その走りは半端ない。凸凹のオフロード・コースを走行できるように軽量化を図り、既存のサスペンションをアイバッハ製の調整可能なダンパーに変更。それにFIA認定のロールケージをつけ、16インチのラリー専用タイヤを履かせ、大型ブレーキと油圧式ハンドブレーキをつけた。またステアリングを鋭くするために、エンジンは重めのV6ではなく、300psを発揮する2ℓを選択。全長1kmほどのオフロード・コースを走ったが、加速は十分だった。

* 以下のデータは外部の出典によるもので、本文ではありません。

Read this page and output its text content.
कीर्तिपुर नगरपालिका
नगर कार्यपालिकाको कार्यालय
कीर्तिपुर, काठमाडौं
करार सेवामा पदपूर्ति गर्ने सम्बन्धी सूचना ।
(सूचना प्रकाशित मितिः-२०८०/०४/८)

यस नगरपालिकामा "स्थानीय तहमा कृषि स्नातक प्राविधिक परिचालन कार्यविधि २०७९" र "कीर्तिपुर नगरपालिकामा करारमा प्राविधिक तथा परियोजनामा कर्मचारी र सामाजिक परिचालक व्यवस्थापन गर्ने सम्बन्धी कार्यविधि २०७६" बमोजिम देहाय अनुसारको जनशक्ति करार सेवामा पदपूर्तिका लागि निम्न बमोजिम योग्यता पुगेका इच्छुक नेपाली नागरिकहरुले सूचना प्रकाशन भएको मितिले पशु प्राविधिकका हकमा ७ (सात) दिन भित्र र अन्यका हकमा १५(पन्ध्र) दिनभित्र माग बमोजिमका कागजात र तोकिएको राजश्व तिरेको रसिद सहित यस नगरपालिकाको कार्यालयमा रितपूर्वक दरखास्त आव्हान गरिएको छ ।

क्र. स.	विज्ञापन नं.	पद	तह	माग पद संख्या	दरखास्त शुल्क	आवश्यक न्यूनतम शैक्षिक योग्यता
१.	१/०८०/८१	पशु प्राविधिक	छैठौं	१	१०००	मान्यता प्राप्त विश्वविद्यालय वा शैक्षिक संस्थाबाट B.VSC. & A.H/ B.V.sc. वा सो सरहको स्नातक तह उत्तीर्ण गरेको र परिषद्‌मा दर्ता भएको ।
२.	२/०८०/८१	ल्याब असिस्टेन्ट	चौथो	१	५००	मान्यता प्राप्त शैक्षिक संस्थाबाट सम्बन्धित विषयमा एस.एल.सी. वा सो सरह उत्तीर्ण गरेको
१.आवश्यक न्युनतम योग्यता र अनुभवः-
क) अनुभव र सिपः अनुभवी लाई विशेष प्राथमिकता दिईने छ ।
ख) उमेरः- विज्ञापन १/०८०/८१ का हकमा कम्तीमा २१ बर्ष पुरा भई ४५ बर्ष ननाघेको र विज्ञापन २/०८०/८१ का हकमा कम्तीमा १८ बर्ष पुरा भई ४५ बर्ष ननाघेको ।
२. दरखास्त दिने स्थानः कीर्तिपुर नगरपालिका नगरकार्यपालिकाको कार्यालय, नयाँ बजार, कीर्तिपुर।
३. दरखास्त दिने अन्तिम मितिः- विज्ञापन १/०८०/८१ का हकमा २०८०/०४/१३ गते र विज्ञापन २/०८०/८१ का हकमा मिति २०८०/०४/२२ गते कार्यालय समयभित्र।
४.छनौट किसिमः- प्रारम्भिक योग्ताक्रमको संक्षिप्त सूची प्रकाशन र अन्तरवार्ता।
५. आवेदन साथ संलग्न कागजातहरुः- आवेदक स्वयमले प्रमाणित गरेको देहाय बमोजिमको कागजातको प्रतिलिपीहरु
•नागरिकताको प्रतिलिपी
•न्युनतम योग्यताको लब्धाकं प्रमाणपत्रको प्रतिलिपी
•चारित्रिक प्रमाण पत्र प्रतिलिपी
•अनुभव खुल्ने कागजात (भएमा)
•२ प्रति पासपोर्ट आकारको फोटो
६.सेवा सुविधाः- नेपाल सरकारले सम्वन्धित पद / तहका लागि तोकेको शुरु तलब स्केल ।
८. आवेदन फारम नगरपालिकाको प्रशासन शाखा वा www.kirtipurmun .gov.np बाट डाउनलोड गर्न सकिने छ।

しかもラリーカーらしく、後輪が多少スライドしながら、コーナーを気持ちよく攻められる設定になっている。このクルマはオープンカーなので、水たまりに突っ込むたびに泥が車内に飛んできた。だが、そんなことは気にしない。それこそが、「Fタイプのラリーカーに乗った」という証拠だ。歴史あるジャガーの新デザインセンターの開所式にふさわしい試乗だと思った。

混乱のなか、ジャガーがイギリスに新しいデザインセンターを建てたのは、勇気のあることだ。10年ほど前まで、デザイン部は技術部に従っていたという。しかし、魅力あるクルマを生み出すためには、デザイン部門と技術部が同位であることで初めて、美しく、人が乗りたがるものを作ることができると、今は考えられるようになった。

美しさと情熱を追求し、歴史から学ぶことを忘れてはいけない。今回のオープニング記念に参加して、それを再確認した。